Government figures show that the gap between rich and poor in the UK – deep- seated and systemic differences – are wider now than 40 years ago.But, have a care, before assuming that market economies are themselves the problem. The economist, Ludwig von Mises was right when he insisted that in the history of mankind the free market removed more people from absolute poverty than any other system devised by men. Command economies – so beloved of the former European Socialist dictatorships – did not, and will not, end the glaring anomalies between rich and poor. The issue for us is how to temper the market’s excesses and how to use it to close the yawning gaps. And we have been here before.

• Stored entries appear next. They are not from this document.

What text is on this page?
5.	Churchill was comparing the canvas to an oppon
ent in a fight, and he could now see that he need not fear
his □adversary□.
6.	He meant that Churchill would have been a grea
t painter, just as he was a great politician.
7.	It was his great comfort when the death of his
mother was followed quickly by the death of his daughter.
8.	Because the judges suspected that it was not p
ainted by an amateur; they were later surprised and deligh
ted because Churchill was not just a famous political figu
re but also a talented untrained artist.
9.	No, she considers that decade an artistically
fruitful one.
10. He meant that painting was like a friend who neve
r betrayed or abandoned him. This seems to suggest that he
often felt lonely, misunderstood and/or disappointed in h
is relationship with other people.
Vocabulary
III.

In the 1940s three men – the economist, John Maynard Keynes, the social reformer, William Beveridge and the Archbishop of Canterbury, William Temple, – all warned against the dangers of running an economy which ignored the poor or unthinkingly widened the gap. Keynes admonished the men of the City of London:
“No society can surely be flourishing and happy, of which the far greater part of the members are poor and miserable.” He added:
“I would like to warn the gentlemen of the City and High Finance that if they do not listen in time to the voice of reason their days may be numbered. I speak to this great city as Jonah spoke to Nineveh…. I prophesy that unless they embrace wisdom in good time, the system upon which they live will work so very ill that they will be overwhelmed by irresistible things which they will hate much more than the mild and limited remedies offered them now…”Beveridge famously identified the five “giant evils” which he told the Government had to be conquered: “squalor, ignorance, want, idleness and disease.” Ignoring these social ills would lead, he said, to social breakdown and personal misery. This Government should remember these admonitions as they attempt to bulldoze their ill-conceived changes to the NHS through Parliament.
It was Beveridge’s friend, William Temple, who pointed to the prophetic role of the Christian community:
“The Church must announce Christian principles and point out where the existing social order at any time is in conflict with them. It must then pass on to Christian citizens…the task of re-shaping the existing order in closer conformity to the principles.” Some will argue – as did a recent Vatican paper – for supra-national global solutions; others, me included, prefer the more traditional approach of subsidiarity and the role of individual “Christian citizens.” Proceduralism – creating more and bigger institutions – is always a temptation for liberals: one which should be resisted. Consider the crisis at the heart of the Eurozone and ponder the dangers which accompany fiscal union. Remember, too, the wise advice of the Catholic economist, E.F.Schumacher and his “Small is Beautiful – a study of economics as if people mattered.”We already have plenty of worldwide fiscal structures – the IMF, the World Bank, the World Trade Organisation are some – but what is needed is a radically different ethical framework and different attitudes – and to that the Church must always call us back.
In speaking prophetically the Church should beware of appearing simply anti-capitalist or anti-market. The “social market” still remains our best hope but it needs inspired and ethical leadership and needs to be rooted in personal values which do not feed on greed, selfishness and the survival of the fiercest.
John Ruskin once rightly declared that “Above all, a nation cannot last as a money making mob”. When we lose sight of that basic truth, the gaps in society widen into chasms. All of us would do well to tread carefully and to “mind the gap.”